Dinner conversation was the usual banter, Potenza remembers. “Nothing really earth-shattering,” he says.
The lawyers kept in touch once they returned to Buffalo, so it was natural for Burgasser to reach out to her two friends a few months later with some good news: She was pregnant and having identical twins. They were born exactly a year to the day of the dinner, in 2009.
Fast forward a few years later to Potenza and Bizub catching up at a softball game between two opposing teams of lawyers. “Scott and I both had similarly aged children at that point, a toddler each,” Potenza says. “And I run into Scott and he’s with his pregnant wife, who is having identical twin girls. First we laughed about another set of twins from the Golden dinner—like, what are the odds? But then inside my head I was like, ‘Dude, this guy’s life is over. One toddler and now twins? Good luck.’”
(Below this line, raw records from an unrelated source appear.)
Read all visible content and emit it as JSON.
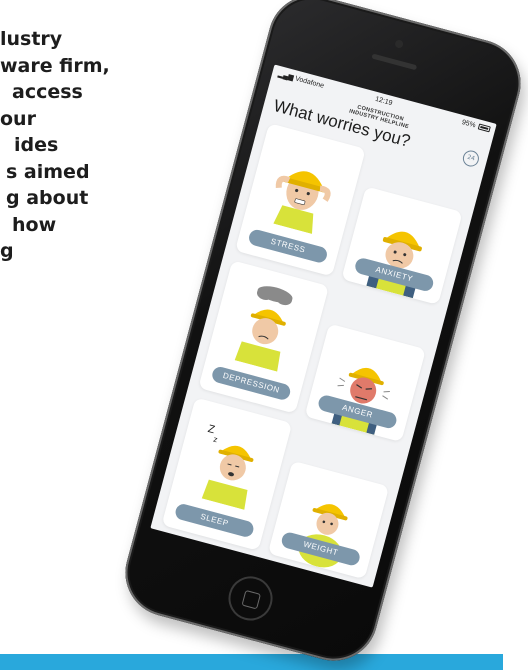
{
  "article": {
    "lines": [
      "lustry",
      "ware firm,",
      "access",
      "our",
      "ides",
      "s aimed",
      "g about",
      "how",
      "g"
    ]
  },
  "app": {
    "status": {
      "carrier": "Vodafone",
      "time": "12:19",
      "battery": "95%"
    },
    "brand_line1": "CONSTRUCTION",
    "brand_line2": "INDUSTRY HELPLINE",
    "title": "What worries you?",
    "help_label": "24",
    "cards": [
      {
        "label": "STRESS"
      },
      {
        "label": "ANXIETY"
      },
      {
        "label": "DEPRESSION"
      },
      {
        "label": "ANGER"
      },
      {
        "label": "SLEEP"
      },
      {
        "label": "WEIGHT"
      }
    ]
  },
  "colors": {
    "label_pill": "#7d97ab",
    "hard_hat": "#f5c400",
    "hi_vis_vest": "#d8e23a",
    "bottom_bar": "#29a8dc"
  },
  "icons": [
    "signal-icon",
    "wifi-icon",
    "battery-icon",
    "helpline-24-icon",
    "home-button-icon"
  ]
}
A few months after that softball game came Potenza’s curve ball. His wife had some news. She was pregnant, and they were having identical twins.
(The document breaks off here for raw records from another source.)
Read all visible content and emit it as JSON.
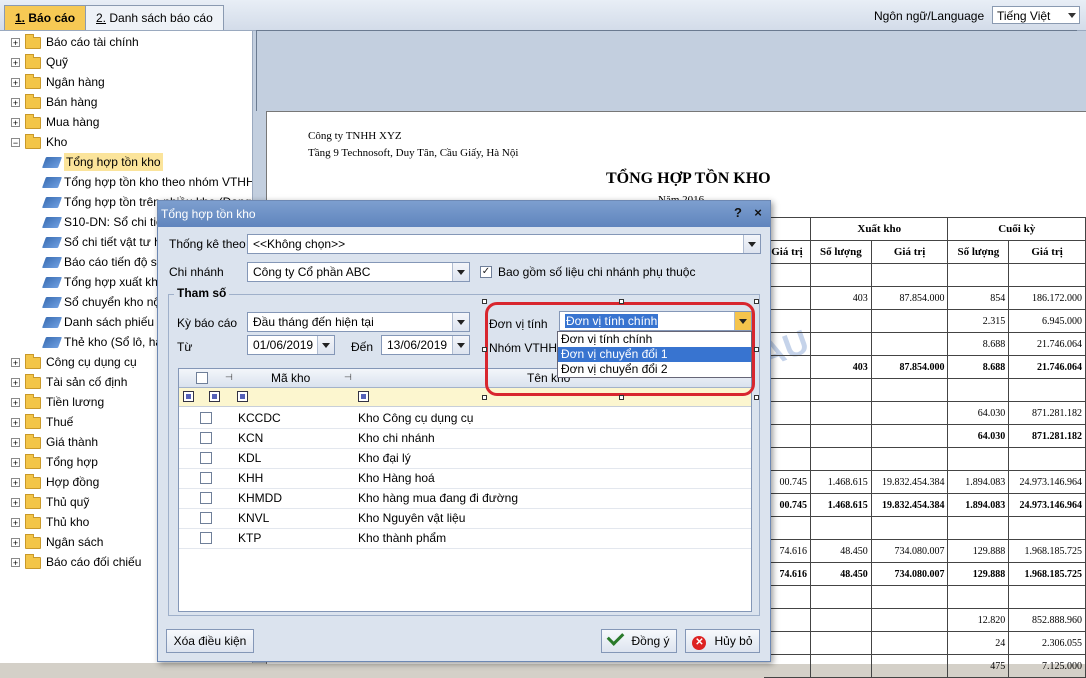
{
  "tabs": [
    {
      "num": "1.",
      "label": " Báo cáo"
    },
    {
      "num": "2.",
      "label": " Danh sách báo cáo"
    }
  ],
  "language": {
    "label": "Ngôn ngữ/Language",
    "value": "Tiếng Việt"
  },
  "tree": {
    "items": [
      "Báo cáo tài chính",
      "Quỹ",
      "Ngân hàng",
      "Bán hàng",
      "Mua hàng",
      "Kho",
      "Tổng hợp tồn kho",
      "Tổng hợp tồn kho theo nhóm VTHH",
      "Tổng hợp tồn trên nhiều kho (Dạng",
      "S10-DN: Sổ chi tiết vật liệu",
      "Sổ chi tiết vật tư hàng hoá",
      "Báo cáo tiến độ sản xuất",
      "Tổng hợp xuất kho",
      "Sổ chuyển kho nội bộ",
      "Danh sách phiếu xuất",
      "Thẻ kho (Sổ lô, hạn",
      "Công cụ dụng cụ",
      "Tài sản cố định",
      "Tiền lương",
      "Thuế",
      "Giá thành",
      "Tổng hợp",
      "Hợp đồng",
      "Thủ quỹ",
      "Thủ kho",
      "Ngân sách",
      "Báo cáo đối chiếu"
    ]
  },
  "report": {
    "company": "Công ty TNHH XYZ",
    "address": "Tầng 9 Technosoft, Duy Tân, Cầu Giấy, Hà Nội",
    "title": "TỔNG HỢP TỒN KHO",
    "subtitle": "Năm 2016",
    "watermark": "AU",
    "group_headers": [
      "Xuất kho",
      "Cuối kỳ"
    ],
    "col_headers": [
      "Giá trị",
      "Số lượng",
      "Giá trị",
      "Số lượng",
      "Giá trị"
    ],
    "rows": [
      [
        "",
        "",
        "",
        "",
        ""
      ],
      [
        "",
        "403",
        "87.854.000",
        "854",
        "186.172.000"
      ],
      [
        "",
        "",
        "",
        "2.315",
        "6.945.000"
      ],
      [
        "",
        "",
        "",
        "8.688",
        "21.746.064"
      ],
      [
        "",
        "403",
        "87.854.000",
        "8.688",
        "21.746.064"
      ],
      [
        "",
        "",
        "",
        "",
        ""
      ],
      [
        "",
        "",
        "",
        "64.030",
        "871.281.182"
      ],
      [
        "",
        "",
        "",
        "64.030",
        "871.281.182"
      ],
      [
        "",
        "",
        "",
        "",
        ""
      ],
      [
        "00.745",
        "1.468.615",
        "19.832.454.384",
        "1.894.083",
        "24.973.146.964"
      ],
      [
        "00.745",
        "1.468.615",
        "19.832.454.384",
        "1.894.083",
        "24.973.146.964"
      ],
      [
        "",
        "",
        "",
        "",
        ""
      ],
      [
        "74.616",
        "48.450",
        "734.080.007",
        "129.888",
        "1.968.185.725"
      ],
      [
        "74.616",
        "48.450",
        "734.080.007",
        "129.888",
        "1.968.185.725"
      ],
      [
        "",
        "",
        "",
        "",
        ""
      ],
      [
        "",
        "",
        "",
        "12.820",
        "852.888.960"
      ],
      [
        "",
        "",
        "",
        "24",
        "2.306.055"
      ],
      [
        "",
        "",
        "",
        "475",
        "7.125.000"
      ]
    ]
  },
  "dialog": {
    "title": "Tổng hợp tồn kho",
    "help": "?",
    "close": "×",
    "thong_ke_label": "Thống kê theo",
    "thong_ke_value": "<<Không chọn>>",
    "chi_nhanh_label": "Chi nhánh",
    "chi_nhanh_value": "Công ty Cổ phần ABC",
    "bao_gom_label": "Bao gồm số liệu chi nhánh phụ thuộc",
    "group_title": "Tham số",
    "ky_bao_cao_label": "Kỳ báo cáo",
    "ky_bao_cao_value": "Đầu tháng đến hiện tại",
    "tu_label": "Từ",
    "tu_value": "01/06/2019",
    "den_label": "Đến",
    "den_value": "13/06/2019",
    "don_vi_label": "Đơn vị tính",
    "don_vi_value": "Đơn vị tính chính",
    "nhom_label": "Nhóm VTHH",
    "don_vi_options": [
      "Đơn vị tính chính",
      "Đơn vị chuyển đổi 1",
      "Đơn vị chuyển đổi 2"
    ],
    "grid_headers": [
      "Mã kho",
      "Tên kho"
    ],
    "grid_rows": [
      [
        "KCCDC",
        "Kho Công cụ dụng cụ"
      ],
      [
        "KCN",
        "Kho chi nhánh"
      ],
      [
        "KDL",
        "Kho đại lý"
      ],
      [
        "KHH",
        "Kho Hàng hoá"
      ],
      [
        "KHMDD",
        "Kho hàng mua đang đi đường"
      ],
      [
        "KNVL",
        "Kho Nguyên vật liệu"
      ],
      [
        "KTP",
        "Kho thành phẩm"
      ]
    ],
    "clear_button": "Xóa điều kiện",
    "ok_button": "Đồng ý",
    "cancel_button": "Hủy bỏ"
  }
}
“My first thoughts were, ‘Do I need a bigger house? Do I need a bigger car?’” Potenza says. “It was pretty scary. But knowing Scott and Jessica had already gone through it … they were a great resource.”
Burgasser’s twins are now 12; Bizub’s are 11 and Potenza’s, born in 2013, are 9.
All these years later, Burgasser is still astonished. “Three lawyers walked into a bar and the rest is weird history,” she says. “Three sets of identical twins—the odds are incredibly slim. Three in 1,000 births are identical twins, and we hit three out of three.”
The families keep in touch and the story comes up when they’re together, or even sometimes in an email out of the blue. “It’s one of those things that is just so weirdly coincidental that it’s fascinating. We joke that there must have been something in the water in Golden,” Potenza says. “I wouldn’t say it’s the stuff of local legal lore in Buffalo, but to us it sure is.”